The US Food and Drug Administration has delayed a decision on whether to approve an over-the-counter version of the emergency contraceptive product, Plan B, but plans to complete its review of the application in the near future, Barr Laboratories has revealed.

The company says it remains optimistic that Plan B will win the green light for OTC sale even though the proposal was knocked back in May last year, when the agency issued a surprise not approvable letter, going against the recommendations of its advisory panel [[07/05/04b]], [[17/12/03a]]. The ruling came in for much criticism and sparked allegations of political interference, with lawmakers even calling for the resignation of the agency’s acting head, Lester Crawford, saying: “The FDA’s decision to ignore its own scientific advisory board and its own staff clearly demonstrates that the leadership would rather pander to conservative interests than protect women’s health and wellbeing.”

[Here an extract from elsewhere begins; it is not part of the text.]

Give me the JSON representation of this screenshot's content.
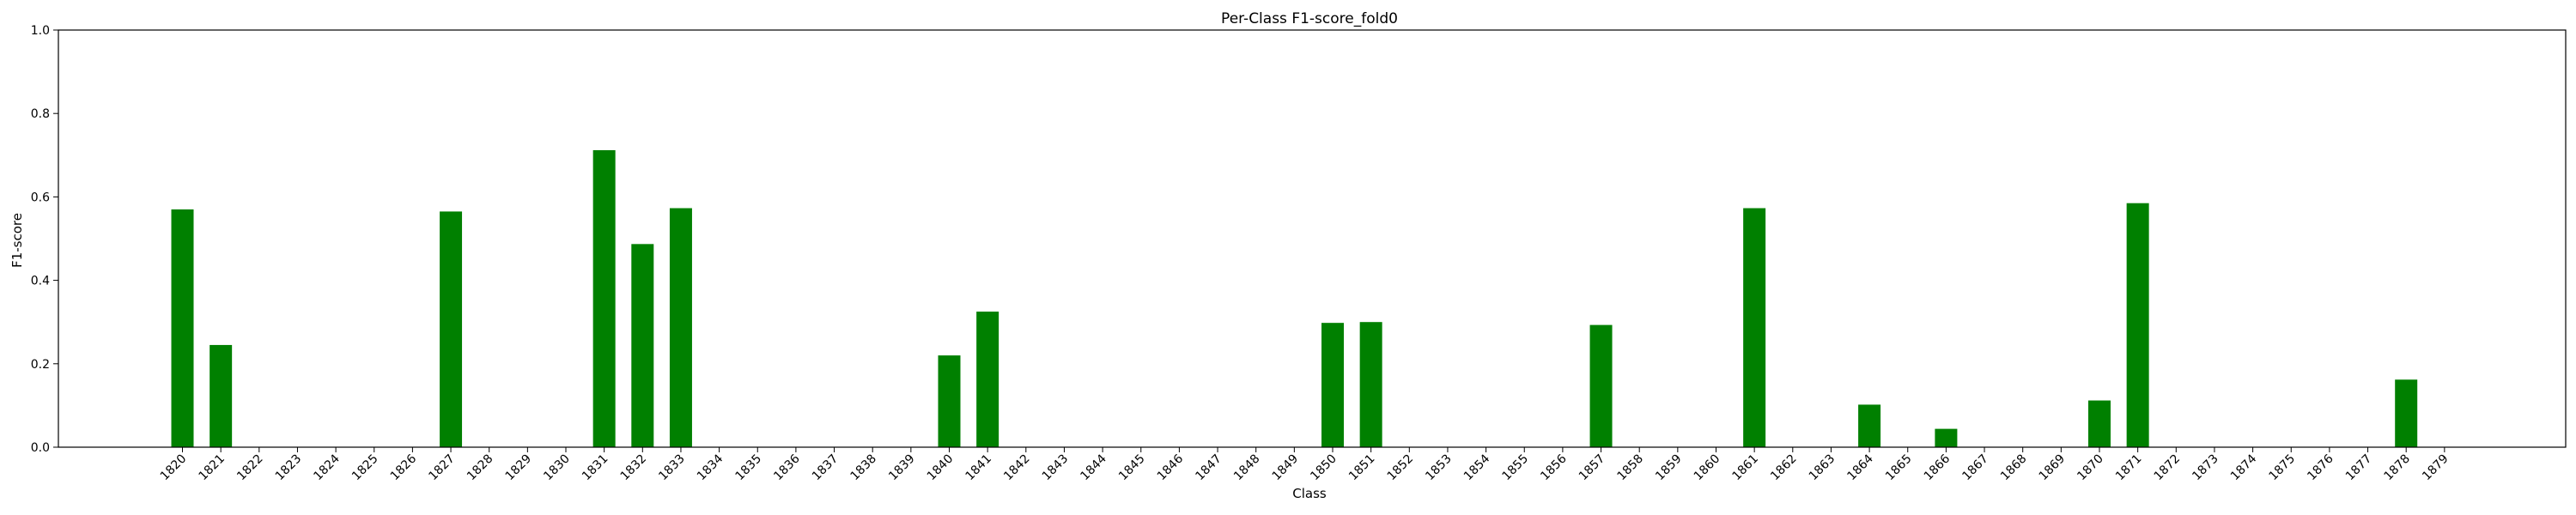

Barr re-filed the product last summer after the FDA offered the company dual status, meaning the product could be made available as an OTC drug in the over-16s, and by prescription only for the under-16s [[23/07/04b]]. In a statement, Barr said that the FDA had hoped to complete its review by January 21, but had informed the company that it would not be able to do so.

Plan B has been available in the USA with a prescription since 1999, having been shown to reduce the risk of pregnancy by 89% if taken within 72 hours of unprotected intercourse. Emergency contraception is currently available in 101 countries, 33 of which do not require a prescription.